Wireless communication lets robots send and receive commands without a physical cable. This cheat sheet covers Bluetooth and related wireless ideas that matter when building or programming robots. Students need these concepts to understand why a robot may respond slowly, disconnect, or lose data.
It also helps connect robot behavior to real communication limits such as range, interference, and bandwidth.
The core ideas include pairing, addressing, signal strength, latency, data rate, packet loss, and communication protocols. Bluetooth is useful for short-range robot control because it is low power and supported by many phones, laptops, and microcontrollers.
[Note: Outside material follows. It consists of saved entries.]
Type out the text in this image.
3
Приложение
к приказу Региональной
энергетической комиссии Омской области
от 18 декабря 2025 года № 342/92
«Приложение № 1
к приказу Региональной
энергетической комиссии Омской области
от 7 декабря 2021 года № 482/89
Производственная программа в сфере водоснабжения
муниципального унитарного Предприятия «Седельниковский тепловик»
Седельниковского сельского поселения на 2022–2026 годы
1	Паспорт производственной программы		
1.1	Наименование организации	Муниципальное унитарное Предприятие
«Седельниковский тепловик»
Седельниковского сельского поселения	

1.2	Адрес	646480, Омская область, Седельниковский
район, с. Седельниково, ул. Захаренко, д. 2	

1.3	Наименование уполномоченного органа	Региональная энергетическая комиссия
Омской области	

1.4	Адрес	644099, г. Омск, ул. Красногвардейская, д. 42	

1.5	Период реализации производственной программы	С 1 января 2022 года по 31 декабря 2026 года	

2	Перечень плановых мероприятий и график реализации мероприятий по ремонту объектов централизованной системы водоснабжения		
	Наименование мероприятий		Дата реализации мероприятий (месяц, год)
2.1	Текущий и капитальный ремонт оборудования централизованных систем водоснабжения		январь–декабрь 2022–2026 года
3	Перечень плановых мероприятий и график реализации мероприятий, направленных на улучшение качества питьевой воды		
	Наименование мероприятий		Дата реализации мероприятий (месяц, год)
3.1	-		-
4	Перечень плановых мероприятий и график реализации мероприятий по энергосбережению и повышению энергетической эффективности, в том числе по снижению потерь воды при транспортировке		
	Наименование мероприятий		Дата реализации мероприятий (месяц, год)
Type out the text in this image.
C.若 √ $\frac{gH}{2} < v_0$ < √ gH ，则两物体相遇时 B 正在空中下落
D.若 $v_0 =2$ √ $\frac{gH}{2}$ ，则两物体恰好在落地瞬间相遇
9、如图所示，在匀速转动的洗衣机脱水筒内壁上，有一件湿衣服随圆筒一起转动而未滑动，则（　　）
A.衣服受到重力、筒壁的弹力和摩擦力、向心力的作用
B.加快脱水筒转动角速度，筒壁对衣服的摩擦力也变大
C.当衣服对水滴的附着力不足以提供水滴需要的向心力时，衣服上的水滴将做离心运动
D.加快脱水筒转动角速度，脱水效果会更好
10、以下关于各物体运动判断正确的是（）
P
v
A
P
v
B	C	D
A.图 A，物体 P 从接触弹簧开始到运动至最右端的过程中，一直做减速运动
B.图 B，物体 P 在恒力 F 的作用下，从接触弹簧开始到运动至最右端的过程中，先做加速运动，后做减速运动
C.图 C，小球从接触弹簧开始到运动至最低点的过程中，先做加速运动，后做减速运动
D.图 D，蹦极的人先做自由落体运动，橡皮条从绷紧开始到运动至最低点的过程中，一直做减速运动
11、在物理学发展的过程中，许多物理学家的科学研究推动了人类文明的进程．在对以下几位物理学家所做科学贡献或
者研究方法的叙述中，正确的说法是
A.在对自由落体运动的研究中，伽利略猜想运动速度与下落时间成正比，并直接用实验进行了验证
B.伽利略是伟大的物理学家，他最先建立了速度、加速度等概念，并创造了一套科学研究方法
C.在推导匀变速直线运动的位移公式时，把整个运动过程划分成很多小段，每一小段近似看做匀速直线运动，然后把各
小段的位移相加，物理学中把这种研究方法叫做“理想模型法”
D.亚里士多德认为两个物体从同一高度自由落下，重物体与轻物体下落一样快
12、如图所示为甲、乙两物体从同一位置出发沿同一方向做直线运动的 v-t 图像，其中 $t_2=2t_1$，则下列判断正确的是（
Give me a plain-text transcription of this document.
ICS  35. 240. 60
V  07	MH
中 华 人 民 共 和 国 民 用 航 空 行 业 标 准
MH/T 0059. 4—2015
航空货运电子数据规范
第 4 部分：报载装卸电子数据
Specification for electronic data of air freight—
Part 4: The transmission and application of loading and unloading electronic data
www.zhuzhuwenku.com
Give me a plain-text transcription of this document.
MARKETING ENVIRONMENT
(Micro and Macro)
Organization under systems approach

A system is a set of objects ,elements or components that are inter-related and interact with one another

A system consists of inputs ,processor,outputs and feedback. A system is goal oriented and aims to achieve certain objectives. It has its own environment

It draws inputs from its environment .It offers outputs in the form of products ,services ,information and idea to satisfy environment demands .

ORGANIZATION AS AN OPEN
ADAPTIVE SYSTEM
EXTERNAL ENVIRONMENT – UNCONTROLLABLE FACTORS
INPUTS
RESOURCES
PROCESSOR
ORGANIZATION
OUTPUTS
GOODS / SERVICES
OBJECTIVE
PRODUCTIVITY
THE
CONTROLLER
Important formulas compare speed, time, distance, data size, and reliability.
Good robot communication design balances range, speed, power use, and safety.
Key Facts
- Latency is the delay between sending and receiving data, and it can be estimated by latency = receive time - send time.
- Data rate describes how fast information is sent, and data rate = data size / transmission time.
- Transmission time can be found with transmission time = data size / data rate.
- Packet loss percent is packet loss percent = lost packets / sent packets x 100.
- Signal strength usually decreases as distance increases, so a robot farther from the controller is more likely to lose connection.
- Bluetooth pairing creates a trusted connection between two devices before regular data exchange begins.
- A robot control packet often includes a device address, command, value, and error-checking data.
- Reliable wireless robot control requires matching command speed to the robot task, because high-speed movement needs low latency and fewer lost packets.
Vocabulary
- Bluetooth
- Bluetooth is a short-range wireless communication technology used to exchange data between nearby devices.
- Pairing
- Pairing is the process of connecting two wireless devices so they recognize and trust each other.
- Latency
- Latency is the time delay between when a signal is sent and when it is received or acted on.
- Bandwidth
- Bandwidth is the maximum amount of data that a communication link can carry per second.
- Packet
- A packet is a small bundle of digital data sent across a network or wireless connection.
- Interference
- Interference is unwanted signal noise from other devices or obstacles that can weaken or disrupt communication.
Common Mistakes to Avoid
- Confusing Bluetooth with Wi-Fi is wrong because Bluetooth is usually shorter range, lower power, and lower bandwidth than Wi-Fi.
- Ignoring latency is wrong because a robot may keep moving for a short time after a stop command is sent, which can create unsafe behavior.
- Sending too much data too quickly is wrong because the wireless link has a limited data rate and packets may be delayed or dropped.
- Assuming signal strength is constant is wrong because distance, walls, metal objects, batteries, and other radios can change connection quality.
- Forgetting error checking is wrong because a corrupted command could make the robot perform the wrong action.
Practice Questions
- 1 A robot receives a command 0.18 seconds after it is sent. What is the communication latency?
- 2 A sensor sends 2400 bits of data in 0.6 seconds. What is the data rate in bits per second?
- 3 A robot controller sends 500 packets and 20 packets are lost. What is the packet loss percent?
- 4 A robot works well near the controller but becomes jerky across the room. Explain two wireless communication reasons this could happen.